Bass Pro Shops/Winchester Racing: Noah Gragson Nashville Advance

Notes of Interest

● Prior to the inaugural Ally 400 at Nashville (Tenn.) Superspeedway in 2021, 10 years had passed since NASCAR last competed at the 1.333-mile, concrete oval. It was a NASCAR Xfinity Series race on July 23, 2011 and it was won by Carl Edwards. The NASCAR Cup Series had never competed at the track until 2021, which means the majority of drivers in this year’s Ally 400 all have the same relative experience on the track. For Noah Gragson, driver of the No. 10 Bass Pro Shops/Winchester Ford Mustang Dark Horse for Stewart-Haas Racing, he has a total of three Nashville starts – one in Cup and two in the NASCAR Xfinity Series.

● Gragson’s lone NASCAR Cup Series start at Nashville came in last year’s Ally 400. He started 30th and finished 26th for Legacy Motor Club, completing all but one of the race’s 300 laps.

● Gragson’s two NASCAR Xfinity Series starts at Nashville came in 2021 and 2022, respectively. Eighth was his best result, and it came in his first drive of any kind around Nashville. Gragson finished 13th in his return to the track in 2022.

● To gain additional experience at Nashville, Gragson will pull double duty during this year’s Ally 400 race weekend. He will compete in the NASCAR Xfinity Series race on Saturday before piloting his signature No. 10 Bass Pro Shops/Winchester Ford Mustang on Sunday. Gragson will drive the No. 30 Ford Mustang for Rette-Jones Racing in the Tennessee Lottery 250. It will be his second Xfinity Series start of the year as Gragson wheeled a Rette-Jones Racing-prepared Mustang to a 10th-place finish May 25 at Charlotte (N.C.) Motor Speedway.

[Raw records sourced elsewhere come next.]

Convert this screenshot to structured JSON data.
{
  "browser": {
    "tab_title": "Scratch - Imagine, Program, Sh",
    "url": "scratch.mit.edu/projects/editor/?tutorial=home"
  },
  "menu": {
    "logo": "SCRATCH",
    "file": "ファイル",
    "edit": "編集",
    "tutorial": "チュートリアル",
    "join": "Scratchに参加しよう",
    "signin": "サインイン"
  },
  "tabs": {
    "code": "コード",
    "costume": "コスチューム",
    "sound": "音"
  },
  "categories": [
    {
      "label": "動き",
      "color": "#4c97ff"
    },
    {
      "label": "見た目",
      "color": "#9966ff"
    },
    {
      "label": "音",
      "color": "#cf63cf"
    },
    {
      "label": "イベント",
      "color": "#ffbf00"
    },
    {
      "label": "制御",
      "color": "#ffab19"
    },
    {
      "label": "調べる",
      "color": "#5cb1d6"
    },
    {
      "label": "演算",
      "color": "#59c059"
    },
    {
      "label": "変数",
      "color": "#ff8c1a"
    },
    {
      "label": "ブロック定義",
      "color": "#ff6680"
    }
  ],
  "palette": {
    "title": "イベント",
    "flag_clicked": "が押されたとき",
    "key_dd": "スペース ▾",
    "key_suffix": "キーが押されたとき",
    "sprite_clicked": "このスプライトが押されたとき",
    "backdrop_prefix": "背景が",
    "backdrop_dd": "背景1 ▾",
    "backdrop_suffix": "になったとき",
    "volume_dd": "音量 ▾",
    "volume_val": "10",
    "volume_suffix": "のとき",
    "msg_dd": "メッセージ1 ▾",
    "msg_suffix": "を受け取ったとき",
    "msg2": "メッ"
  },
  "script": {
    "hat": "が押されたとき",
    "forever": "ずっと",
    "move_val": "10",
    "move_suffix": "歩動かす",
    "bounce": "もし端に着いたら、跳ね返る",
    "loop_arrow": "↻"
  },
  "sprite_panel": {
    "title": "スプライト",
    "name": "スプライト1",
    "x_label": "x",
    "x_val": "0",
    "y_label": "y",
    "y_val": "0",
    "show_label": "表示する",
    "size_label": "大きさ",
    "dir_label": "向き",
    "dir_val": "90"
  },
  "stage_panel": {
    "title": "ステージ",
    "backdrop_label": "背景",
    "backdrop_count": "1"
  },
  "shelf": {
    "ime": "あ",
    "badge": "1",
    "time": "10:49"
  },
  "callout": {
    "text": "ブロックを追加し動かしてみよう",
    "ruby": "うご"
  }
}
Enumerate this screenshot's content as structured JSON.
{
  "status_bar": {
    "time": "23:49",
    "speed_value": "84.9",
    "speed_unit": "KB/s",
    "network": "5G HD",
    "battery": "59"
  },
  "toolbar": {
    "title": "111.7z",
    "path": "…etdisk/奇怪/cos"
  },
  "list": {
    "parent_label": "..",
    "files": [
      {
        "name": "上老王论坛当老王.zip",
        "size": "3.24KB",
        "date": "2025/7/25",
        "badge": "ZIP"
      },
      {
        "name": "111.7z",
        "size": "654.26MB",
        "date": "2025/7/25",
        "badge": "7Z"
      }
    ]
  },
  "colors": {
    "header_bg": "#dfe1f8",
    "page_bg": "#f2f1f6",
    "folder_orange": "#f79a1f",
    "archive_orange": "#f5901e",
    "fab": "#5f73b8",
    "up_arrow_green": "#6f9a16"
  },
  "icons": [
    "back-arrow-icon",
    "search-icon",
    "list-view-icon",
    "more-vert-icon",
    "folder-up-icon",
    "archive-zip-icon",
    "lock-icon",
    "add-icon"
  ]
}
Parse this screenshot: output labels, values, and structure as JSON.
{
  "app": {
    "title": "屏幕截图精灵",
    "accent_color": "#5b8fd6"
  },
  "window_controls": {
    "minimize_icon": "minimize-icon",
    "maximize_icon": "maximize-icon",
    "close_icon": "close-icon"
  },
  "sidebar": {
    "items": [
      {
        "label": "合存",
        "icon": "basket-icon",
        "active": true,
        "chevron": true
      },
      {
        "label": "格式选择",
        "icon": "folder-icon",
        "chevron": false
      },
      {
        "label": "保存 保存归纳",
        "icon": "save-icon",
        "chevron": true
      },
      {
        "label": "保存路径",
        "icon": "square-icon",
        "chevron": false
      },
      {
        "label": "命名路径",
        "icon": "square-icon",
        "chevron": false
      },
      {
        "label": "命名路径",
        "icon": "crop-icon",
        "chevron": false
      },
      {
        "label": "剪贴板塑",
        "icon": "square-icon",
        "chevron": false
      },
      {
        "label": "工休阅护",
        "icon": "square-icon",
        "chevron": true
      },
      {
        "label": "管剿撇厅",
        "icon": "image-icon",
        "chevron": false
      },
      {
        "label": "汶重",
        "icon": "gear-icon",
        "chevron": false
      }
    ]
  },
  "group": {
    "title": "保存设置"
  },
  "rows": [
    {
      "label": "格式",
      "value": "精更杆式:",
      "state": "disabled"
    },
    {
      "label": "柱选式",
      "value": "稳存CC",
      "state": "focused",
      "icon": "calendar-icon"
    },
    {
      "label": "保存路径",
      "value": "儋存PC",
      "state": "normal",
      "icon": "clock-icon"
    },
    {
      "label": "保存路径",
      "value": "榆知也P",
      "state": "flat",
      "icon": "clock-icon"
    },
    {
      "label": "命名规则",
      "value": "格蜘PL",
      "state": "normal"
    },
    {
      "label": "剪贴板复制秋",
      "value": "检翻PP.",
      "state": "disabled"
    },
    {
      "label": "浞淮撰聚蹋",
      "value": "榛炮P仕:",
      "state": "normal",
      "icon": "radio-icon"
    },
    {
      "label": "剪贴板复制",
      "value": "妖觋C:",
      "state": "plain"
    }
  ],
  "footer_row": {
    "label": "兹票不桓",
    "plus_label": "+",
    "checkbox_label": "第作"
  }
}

Noah Gragson, Driver of the No. 10 Bass Pro Shops/Winchester Ford Mustang Dark Horse

Nashville is concrete, but does it race like its fellow concrete tracks – Bristol (Tenn.) Motor Speedway and Dover (Del.) Motor Speedway?

“The shape and the size of it and the banking in the corners are all a little different. The banking’s different, mainly because of the way the rubber gets laid down. It’s kind of half concrete, half mile-and-a-half-type track, so it’s definitely a weird-configured track.”

Would you call Nashville an intermediate-style track, where it shares similarities with other 1.5-mile, D-shaped ovals, or is it kind of its own animal since it’s a little smaller (1.333 miles)?

“I’d say it’s probably similar to Gateway, and even Texas a little bit. It doesn’t have as much banking and you’re not carrying as much speed as a mile-and-a-half. It’s flatter than most mile-and-a-halves, kind of like (turns) one and two at Texas. It’s shaped like a mile-and-a-half, but the way the rubber gets laid down and the way the groove moves around, I still haven’t really figured that place out. It’s really tough.”

Your experience at Nashville consists of two NASCAR Xfinity Series starts and one NASCAR Cup Series start. What’s the learning curve been like for you at Nashville?

“It’s been a lot more fun in the Cup Series car, I know that. It’s pretty wide and you can kind of go wherever. We weren’t very good there in Xfinity, so I’m running double duty this weekend, Xfinity and Cup, just so I can try and get more laps and figure that place out.”

We’ve talked about how differently the Xfinity car drives from the Cup car, but in regard to Nashville, is it really just about getting more seat time?

“It’s probably like swinging a bat, which is usually the same, but the pitches are a little bit different. You’re on the same track, so you can see how the track evolves and how the rubber gets laid down, but the cars drive quite a bit differently. There are some differences, but seat time is the most important thing.”

How has your intermediate track performance been this year?

“Our cars just seem like they drive a little better at intermediate tracks and are a little more competitive. We show up pretty good. At the short tracks, we kind of struggle for whatever reason that may be. It seems like we’ve been more competitive on the mile-and-a-halves.”

When you unload strong and you’re not playing from behind in that finite window of practice, how helpful is it to know you’re where you need to be so you can just fine-tune?

“It just makes your weekend a little bit smoother. When you’re not close, you’re scratching your head and probably overthinking.”

Nashville is the home of country music. What artists do you listen to and follow?

“I like Jon Pardi quite a bit. He’s pretty good. I’ve seen Cole Swindell at a few concerts. I’m buddies with him. He puts on a good show and it’s always good to go see him.”